Introduction to AB Testing.
1. Concepts
1.1 What is AB Testing
AB testing is a general methodology used online when need to test out new products or new features. Basically it takes two sets of users, show the control set with existing product / feature, and experiment set with new version. And observe how do these users respond differently, finally determine which version is better.
1.2 What to test
There are variety of things to test:
- visible changes: new features, new additions to UI, ranking list, different look of the website;
- invisible changes: page load time, new recommendation algorithms.

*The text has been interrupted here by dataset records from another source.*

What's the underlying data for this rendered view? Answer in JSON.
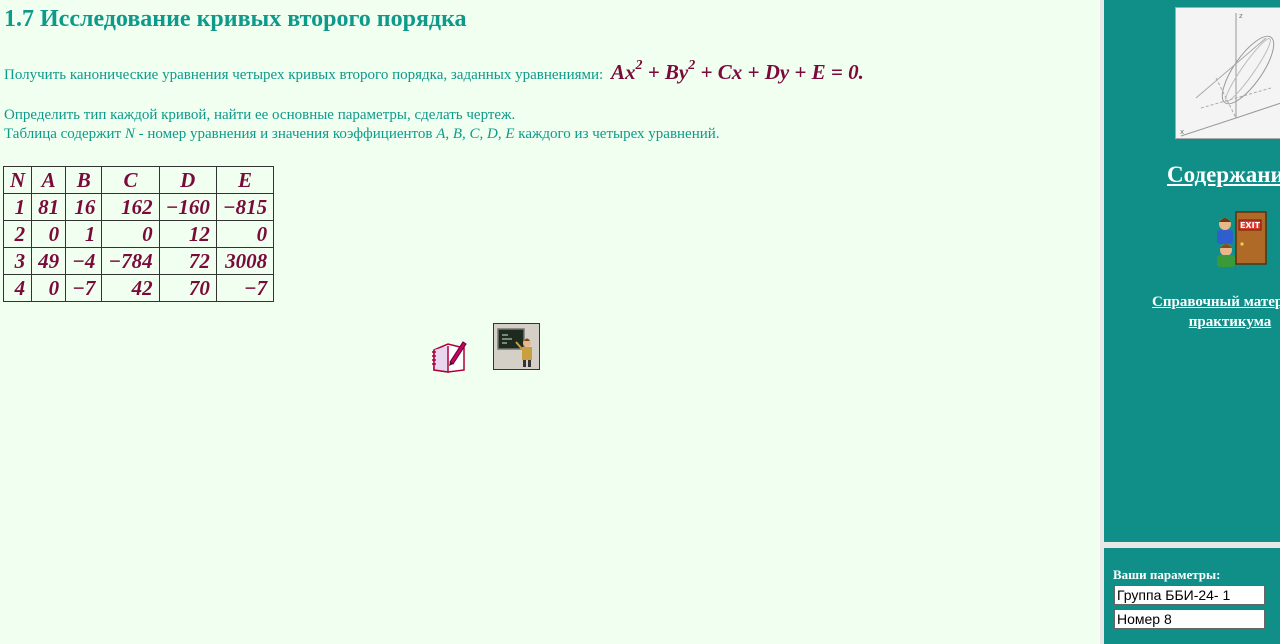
{
  "page": {
    "title": "1.7 Исследование кривых второго порядка",
    "intro": "Получить канонические уравнения четырех кривых второго порядка, заданных уравнениями:",
    "formula": {
      "p1": "Ax",
      "e1": "2",
      "p2": " + By",
      "e2": "2",
      "p3": " + Cx + Dy + E = 0."
    },
    "line2": "Определить тип каждой кривой, найти ее основные параметры, сделать чертеж.",
    "line3": {
      "pre": "Таблица содержит ",
      "n": "N",
      "mid": " - номер уравнения и значения коэффициентов ",
      "letters": "A, B, C, D, E",
      "post": " каждого из четырех уравнений."
    }
  },
  "table": {
    "headers": [
      "N",
      "A",
      "B",
      "C",
      "D",
      "E"
    ],
    "rows": [
      [
        "1",
        "81",
        "16",
        "162",
        "−160",
        "−815"
      ],
      [
        "2",
        "0",
        "1",
        "0",
        "12",
        "0"
      ],
      [
        "3",
        "49",
        "−4",
        "−784",
        "72",
        "3008"
      ],
      [
        "4",
        "0",
        "−7",
        "42",
        "70",
        "−7"
      ]
    ]
  },
  "sidebar": {
    "contents_link": "Содержание",
    "reference_link_line1": "Справочный материал",
    "reference_link_line2": "практикума",
    "params_label": "Ваши параметры:",
    "group_value": "Группа ББИ-24- 1",
    "number_value": "Номер 8"
  },
  "icons": {
    "pen": "notebook-pen-icon",
    "teacher": "teacher-blackboard-icon",
    "exit": "exit-door-icon",
    "thumbnail": "3d-surface-graph"
  },
  "colors": {
    "heading": "#0e9a8a",
    "math": "#7a0a3a",
    "sidebar": "#0f8f88",
    "background": "#f0fff0"
  }
}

However there are also things that AB testing is not able to test. AB testing isn’t useful in testing out new experience:
- user who don’t like change too much would prefer old version;
- user will feel excited and test out everything (novelty effect).
The issues of using AB testing in these cases include:
- AB testing needs baseline - here it is hard to define
- AB testing cannot run forever - here it is hard to know when to stop
1.3 What are Complimentary for AB Testing
- Retrospective Analysis
- User Experience Research
- Focus Group
- Surverys
2. One Example
2.1 Background
Audacity is a company provides online finance courses. The user flow of Audacity, i.e. user behaviors on Audacity website, could includes these:
- Homepage visit
- Explore site (click pages and view more details)
- Create user account
- Complete courses
The number of events is decreasing from top to the bottom, which is also know as customer funnel.
Experiment (test the hypothesis): there is a new feature - whether changing the “Start Now” button color from orange to pink will increase more users explore the website.
2.2 Metrics
There are multiple selections to measure the level of user engagement on website:
- total number of courses complete
- total number of clicks
- click-through rate (total number of clicks / total number of pageviews)
- click-through probability (unique user who clicks / unique user who visits page)
Here click-through probability is selected. And the hypothesis could be more specific: whether changing the “Start Now” button color from orange to pink will increase the click-through probability.
In general, use a rate metric when you want to measure the usability of the website; use probability metric when you want to measure the total impact of the change.
2.3 Hypothesis Test
Here the statistical hypothesis test part (distribution of metrics, confidence intervals, statistical significance, null / alternative hypothesis, standard error) is skipped.
In real world, statistical hypothesis test is just the first step. After this, more people will involved to determine what is the practically significance.
2.4 Size and Power (Trade-Off)
Before running test, we need to decide when to stop the test, i.e. how many pageviews required in order to get statistical significant (statistical power). Here is the trade-off: the smaller change we want to detect, the larger samples we need to get, hence increase the time to collect data.
2.5 Confidence Interval Analysis
Here is the list of possible confidence interval versus the significance level (solid line is 0),
Recommendations for conclusions:
- the change is significant, it is helpful to add the new change
- the change is not significant, since it overlaps with 0
- the change is helpful but not significant enough
- better to run new test
- better to run new test
- better to run new test
How to make decisions if no time to run new test? Usually ask the decision maker, be aware to take the risk because the data is uncertain; or use other factors besides the data.